3. **Comparing Groups with Permutation Tests**:
   - Conduct permutation tests to assess if differences in mental health, self-esteem, and relationship satisfaction scores are statistically meaningful by comparing observed data to a randomly permuted distribution. This will test if high social media usage significantly associates with lower mental health scores compared to low usage.

4. **Linear Regression with Indicator Variable Contrasts**:
   - Apply linear regression using social media usage levels as indicator variables to model each outcome variable separately. By setting “Low” usage as the baseline, we can examine the coefficients for “Moderate” and “High” usage to determine their impact on mental health and relationship outcomes.
   
**Assumption**
- the responses from participants regarding their social engagement during physical activities are independent, meaning that one participant's level of engagement does not influence another's
- the scale used to measure loneliness and self-expression are valid and effectively capture the constructs they are intended to assess, ensuring that the findings are meaningful and accurate.
- variances of loneliness and self-expression scores are consistent across different levels of social engagement, which is important for the validity of the statistical tests employed, such as linear regression and permutation tests.
   
#### Hypothesis and Expected Results

**Hypothesis**:
1. **Loneliness**  
   - **Null Hypothesis (H<sub>0</sub>)**: There is no association between social engagement frequency during physical activities and loneliness levels, meaning individuals' loneliness scores do not significantly differ based on their social engagement.

2. **Ability to Express True Self**  
   - **Null Hypothesis (H<sub>0</sub>)**: There is no association between social engagement frequency and the ability to express one's true self, implying varying social engagement levels do not significantly affect self-expression scores.

**Expected Results**:
1. Loneliess: Bootstrapped confidence intervals should show lower loneliness scores for individuals with higher social engagement, with non-overlapping intervals indicating significant differences.

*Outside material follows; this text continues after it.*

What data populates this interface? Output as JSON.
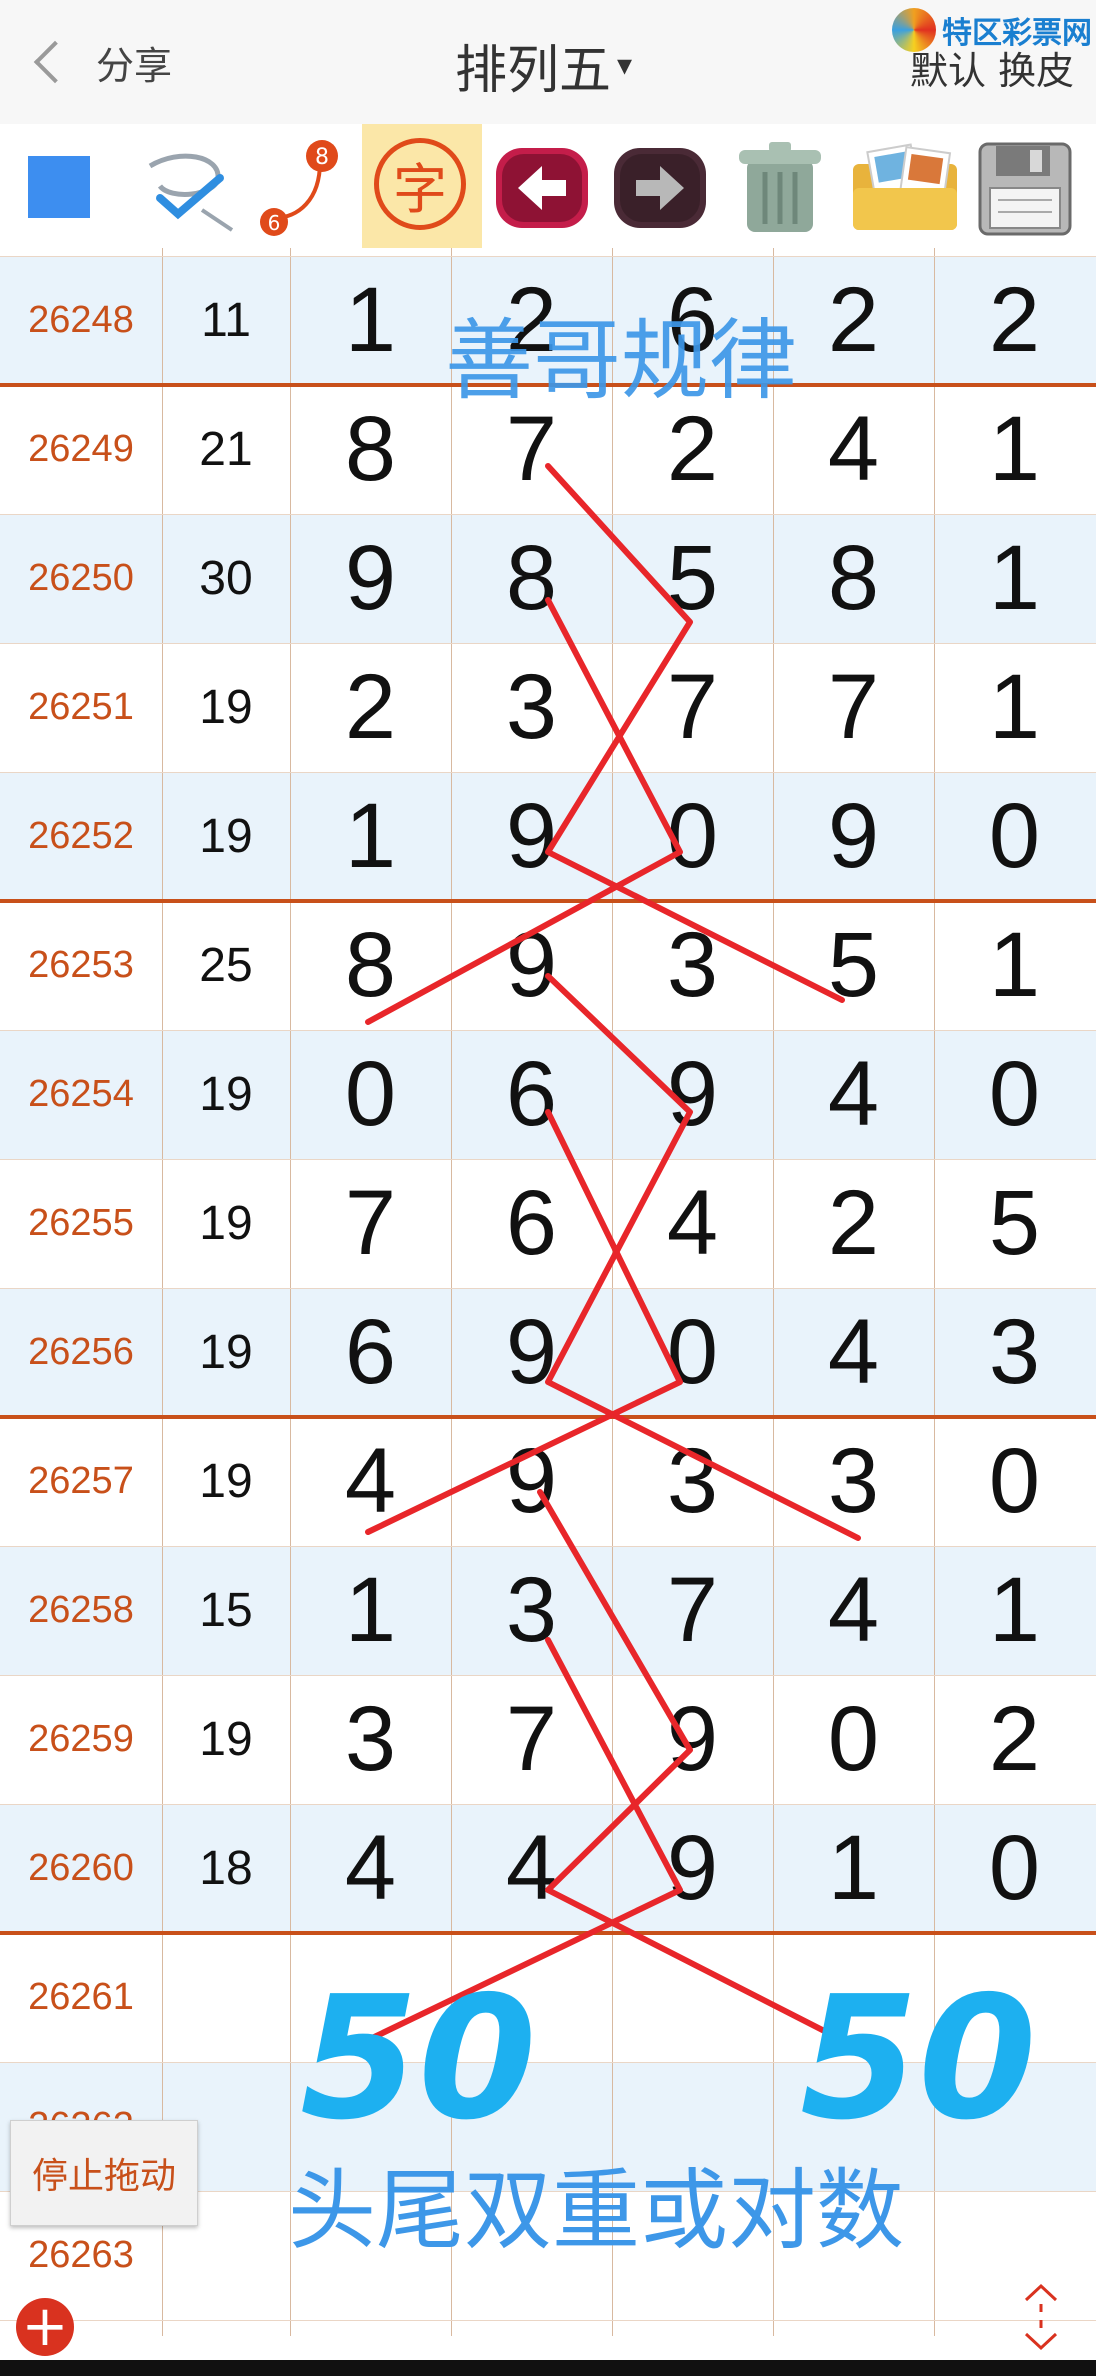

A significant p-value from the permutation test would support that more frequent social engagement reduces loneliness. We anticipate a negative coefficient for higher engagement levels in linear regression, indicating that greater social engagement correlates with lower loneliness.
2. Ability to Express True Self: : Higher engagement levels are expected to show higher self-expression scores in bootstrapped confidence intervals, with non-overlapping intervals suggesting significant associations. The permutation test is likely to yield a significant p-value, indicating that high engagement participants report greater self-expression. In regression analysis, we expect positive coefficients for higher engagement levels, suggesting that increased engagement enhances self-expression.